Default That's funny, I interviewed Glen Larson...

Quote:
Originally Posted by antelope526
Read what Glen Larson really wanted to do in 1980 and you'll find a blue print for what Ron Moore is doing now. Glen Larson wanted to move Galactica to a later time slot and produce it for a more mature audience.

The comment in an earlier post about a certain segment of the fans wanting nothing but the same actors in the same clothes is very true. I personally would like to see TOS continued as if BSG1980 never happened. The TOS cast however would be too old to reprise their roles. I would like to see new actors playing the old roles as if TOS ended yesterday. It would probably need to be a bit darker and more mature but it would have made a better transition for the majority of older fans. I think in a way Moore is doing just that. Changing the names and some of the Egyptian memorabilla may have fired up a small segment of the current fan base but it also took the expectation monkey off the backs of the current actors.
And got my information about "Return of Starbuck" straight from him. Whether they were using the premise from "Hell in the Pacific" or not, Glen specifically wanted to end on an episode that was a return to the spirit of "Galactica" and what he wished it could have continued to be. He was not happy that Universal imposed a "dumbing down" to fit family hour and while the whole slant of "1980" and setting it on earth was to do it cheap, I really doubt that the thinking behind this episode had solely to doing something easy "in the desert". I doubt that mockup of the Raider ship and other effects in that episode were "cheap" to do. Glen's intention was to go out with a bang instead of a whimper, and I think he succeeded despite the failure of "1980"'s other content to many core fans.

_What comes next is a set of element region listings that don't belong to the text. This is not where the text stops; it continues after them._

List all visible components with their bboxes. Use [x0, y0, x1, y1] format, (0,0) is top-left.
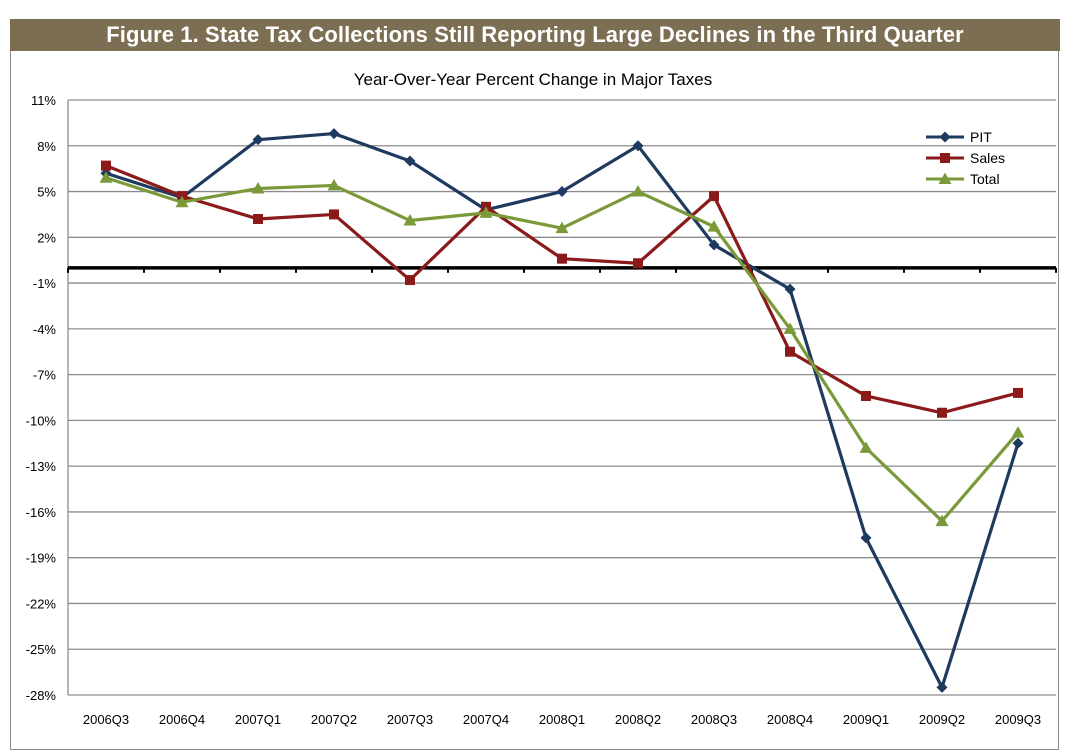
series-group [99, 128, 1025, 693]
chart-frame [10, 51, 1059, 750]
data-point [785, 346, 795, 357]
data-point [935, 514, 949, 527]
legend-label: Sales [970, 150, 1005, 166]
x-tick-label: 2007Q4 [463, 712, 509, 727]
y-tick-label: -25% [26, 642, 57, 657]
data-point [1012, 437, 1024, 449]
y-tick-label: -22% [26, 596, 57, 611]
x-tick-label: 2008Q2 [615, 712, 661, 727]
legend: PIT Sales Total [926, 129, 1005, 187]
data-point [1011, 426, 1025, 438]
y-tick-label: -13% [26, 459, 57, 474]
series-line [105, 131, 1020, 689]
legend-item-pit: PIT [926, 129, 992, 145]
x-tick-label: 2006Q4 [159, 712, 205, 727]
x-tick-label: 2009Q1 [843, 712, 889, 727]
y-axis: 11% 8% 5% 2% -1% -4% -7% -10% -13% -16% -19% -22% -2… [26, 93, 69, 703]
data-point [101, 160, 111, 171]
legend-marker [939, 131, 951, 143]
data-point [404, 155, 416, 167]
x-tick-label: 2008Q1 [539, 712, 585, 727]
y-tick-label: -28% [26, 688, 57, 703]
data-point [99, 171, 113, 183]
data-point [632, 140, 644, 152]
series-sales [101, 160, 1023, 418]
data-point [936, 681, 948, 693]
figure-title: Figure 1. State Tax Collections Still Re… [106, 22, 964, 47]
x-tick-label: 2006Q3 [83, 712, 129, 727]
data-point [937, 407, 947, 418]
data-point [555, 221, 569, 234]
grid-lines [68, 99, 1056, 696]
legend-item-total: Total [926, 171, 1000, 187]
data-point [859, 441, 873, 453]
data-point [1013, 387, 1023, 398]
data-point [252, 134, 264, 146]
data-point [479, 206, 493, 218]
legend-item-sales: Sales [926, 150, 1005, 166]
data-point [783, 322, 797, 334]
y-tick-label: 11% [31, 93, 56, 108]
x-tick-label: 2007Q2 [311, 712, 357, 727]
data-point [860, 532, 872, 544]
data-point [861, 390, 871, 401]
data-point [403, 214, 417, 226]
x-tick-label: 2009Q2 [919, 712, 965, 727]
data-point [251, 181, 265, 194]
data-point [329, 209, 339, 220]
y-tick-label: 5% [37, 185, 56, 200]
chart-title: Year-Over-Year Percent Change in Major T… [354, 70, 712, 89]
data-point [631, 185, 645, 197]
y-tick-label: -16% [26, 505, 57, 520]
series-total [99, 171, 1025, 527]
x-tick-label: 2009Q3 [995, 712, 1041, 727]
y-tick-label: -19% [26, 551, 57, 566]
data-point [328, 128, 340, 140]
y-tick-label: 8% [37, 139, 56, 154]
data-point [708, 239, 720, 251]
x-axis: 2006Q3 2006Q4 2007Q1 2007Q2 2007Q3 2007Q4 2008… [67, 266, 1057, 727]
legend-label: PIT [970, 129, 992, 145]
data-point [709, 191, 719, 202]
data-point [633, 258, 643, 269]
data-point [327, 178, 341, 191]
y-tick-label: -7% [33, 368, 57, 383]
data-point [253, 214, 263, 224]
data-point [707, 220, 721, 232]
y-tick-label: -10% [26, 413, 57, 428]
legend-label: Total [970, 171, 1000, 187]
data-point [784, 283, 796, 295]
x-tick-label: 2008Q3 [691, 712, 737, 727]
series-line [105, 164, 1019, 415]
y-tick-label: -1% [33, 276, 57, 291]
y-tick-label: -4% [33, 322, 57, 337]
legend-marker [940, 153, 950, 163]
data-point [405, 275, 415, 286]
x-tick-label: 2008Q4 [767, 712, 813, 727]
data-point [557, 253, 567, 264]
figure-title-banner: Figure 1. State Tax Collections Still Re… [10, 19, 1060, 51]
legend-marker [938, 172, 952, 184]
y-tick-label: 2% [37, 230, 56, 245]
x-tick-label: 2007Q3 [387, 712, 433, 727]
data-point [556, 186, 568, 198]
data-point [175, 195, 189, 208]
x-tick-label: 2007Q1 [235, 712, 281, 727]
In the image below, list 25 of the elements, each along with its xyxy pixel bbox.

I don't doubt that LArson wanted to go in a "darker" direction, I have heard rumors that the second season would have focused on the death of Sheba and Apollo's withdrawel from command from being wracked with guilt. But these are LOGICAL story progressions into "dark" territory, not forced stuff to be "edgy and controversial". What makes you think fans don't want to see "dark"? It's like the "Empire Strikes Back" - "dark" is great, as long as it serves the story and characters, and I think what DeSanto was planning was a more logical progression into mature themes than Moore's "Battlestar Craptacular".